Checking Deployment Status¶

curl "$API_URL/api/v1/orgs/$ORG_ID/workspaces/$WS_ID/hosted-services/$SERVICE_ID/deployment-status" \
  -H "Authorization: Bearer $TOKEN"

Response:

{
  "deployment_state": "active",
  "health": "healthy",
  "message": null,
  "synced": true
}

Tearing Down¶

To remove a persistent deployment (stops the running container):

curl -X POST \
  "$API_URL/api/v1/orgs/$ORG_ID/workspaces/$WS_ID/hosted-services/$SERVICE_ID/teardown" \
  -H "Authorization: Bearer $TOKEN"

Cloud Credentials¶

Persistent services deploy to cloud infrastructure. Credentials can be configured at two levels:

Per-Service Credentials¶

curl -X PUT \
  "$API_URL/api/v1/orgs/$ORG_ID/workspaces/$WS_ID/hosted-services/$SERVICE_ID/service-credentials" \
  -H "Authorization: Bearer $TOKEN" \
  -H "Content-Type: application/json" \
  -d '{
    "cloud_provider": "gcp",
    "cloud_credentials_json": "{...GCP service account key...}",
    "cloud_project_id": "my-project",
    "cloud_region": "us-central1"
  }'

Organization-Level Credentials¶

Shared across all services in the organization:

curl -X PUT \
  "$API_URL/api/v1/orgs/$ORG_ID/workspaces/$WS_ID/hosted-services/$SERVICE_ID/credentials" \
  -H "Authorization: Bearer $TOKEN" \
  -H "Content-Type: application/json" \
  -d '{
    "cloud_provider": "gcp",
    "cloud_credentials_json": "{...}",
    "cloud_project_id": "org-project"
  }'

Credential precedence

Per-service credentials take priority over organization-level credentials.
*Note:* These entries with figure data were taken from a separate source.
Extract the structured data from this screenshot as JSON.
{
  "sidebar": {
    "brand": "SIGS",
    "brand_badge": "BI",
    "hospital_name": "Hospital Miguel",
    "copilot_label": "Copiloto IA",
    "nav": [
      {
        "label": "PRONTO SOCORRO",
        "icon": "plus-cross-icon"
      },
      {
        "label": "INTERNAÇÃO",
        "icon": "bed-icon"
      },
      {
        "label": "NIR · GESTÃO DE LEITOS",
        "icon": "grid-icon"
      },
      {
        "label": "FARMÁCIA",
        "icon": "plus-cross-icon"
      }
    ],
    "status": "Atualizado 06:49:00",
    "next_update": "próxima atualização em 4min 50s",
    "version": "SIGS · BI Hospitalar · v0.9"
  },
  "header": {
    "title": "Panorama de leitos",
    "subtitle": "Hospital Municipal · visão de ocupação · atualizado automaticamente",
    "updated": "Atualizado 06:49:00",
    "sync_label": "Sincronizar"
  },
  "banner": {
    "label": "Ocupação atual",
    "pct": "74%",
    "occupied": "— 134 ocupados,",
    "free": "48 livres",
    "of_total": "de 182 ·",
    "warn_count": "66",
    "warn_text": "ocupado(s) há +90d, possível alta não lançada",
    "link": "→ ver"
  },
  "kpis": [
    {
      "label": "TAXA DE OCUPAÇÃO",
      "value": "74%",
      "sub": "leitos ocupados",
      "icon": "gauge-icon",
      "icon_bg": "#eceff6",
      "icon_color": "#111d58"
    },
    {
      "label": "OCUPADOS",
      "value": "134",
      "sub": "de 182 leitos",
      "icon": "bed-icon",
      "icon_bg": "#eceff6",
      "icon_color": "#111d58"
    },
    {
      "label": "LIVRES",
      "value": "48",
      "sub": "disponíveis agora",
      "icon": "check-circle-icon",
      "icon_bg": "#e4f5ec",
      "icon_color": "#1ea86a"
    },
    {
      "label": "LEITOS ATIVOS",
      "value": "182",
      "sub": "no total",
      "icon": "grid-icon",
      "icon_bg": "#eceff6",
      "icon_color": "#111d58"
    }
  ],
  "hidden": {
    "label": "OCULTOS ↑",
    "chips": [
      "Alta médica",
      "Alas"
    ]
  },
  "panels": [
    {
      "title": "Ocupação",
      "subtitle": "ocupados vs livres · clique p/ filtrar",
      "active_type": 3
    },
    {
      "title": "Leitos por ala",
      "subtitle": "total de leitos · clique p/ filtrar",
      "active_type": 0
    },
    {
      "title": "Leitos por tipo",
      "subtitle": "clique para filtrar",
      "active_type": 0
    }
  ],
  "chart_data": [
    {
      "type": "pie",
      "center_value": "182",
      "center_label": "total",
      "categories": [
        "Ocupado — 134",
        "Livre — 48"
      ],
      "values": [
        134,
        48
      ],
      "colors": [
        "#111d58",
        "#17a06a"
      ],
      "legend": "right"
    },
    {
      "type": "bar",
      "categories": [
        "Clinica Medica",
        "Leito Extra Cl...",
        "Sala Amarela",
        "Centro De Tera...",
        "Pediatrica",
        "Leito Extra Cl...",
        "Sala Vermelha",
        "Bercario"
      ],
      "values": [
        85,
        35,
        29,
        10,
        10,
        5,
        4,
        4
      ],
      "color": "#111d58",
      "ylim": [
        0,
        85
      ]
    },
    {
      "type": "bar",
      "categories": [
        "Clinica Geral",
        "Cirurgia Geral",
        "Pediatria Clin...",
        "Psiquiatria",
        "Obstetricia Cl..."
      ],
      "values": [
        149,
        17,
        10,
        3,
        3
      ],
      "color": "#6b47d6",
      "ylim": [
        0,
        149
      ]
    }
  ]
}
This lets you run most services on shared infrastructure while isolating specific services to dedicated projects.

Generated Client Stubs¶

The platform auto-generates typed client code for your published services:

PythonTypeScript

curl "$API_URL/api/v1/orgs/$ORG_ID/workspaces/$WS_ID/hosted-services/$SERVICE_ID/stubs/python" \
  -H "Authorization: Bearer $TOKEN" \
  -o client.py

curl "$API_URL/api/v1/orgs/$ORG_ID/workspaces/$WS_ID/hosted-services/$SERVICE_ID/stubs/typescript" \
  -H "Authorization: Bearer $TOKEN" \
  -o client.ts

The generated stubs include typed methods for each endpoint, matching your request/response schemas.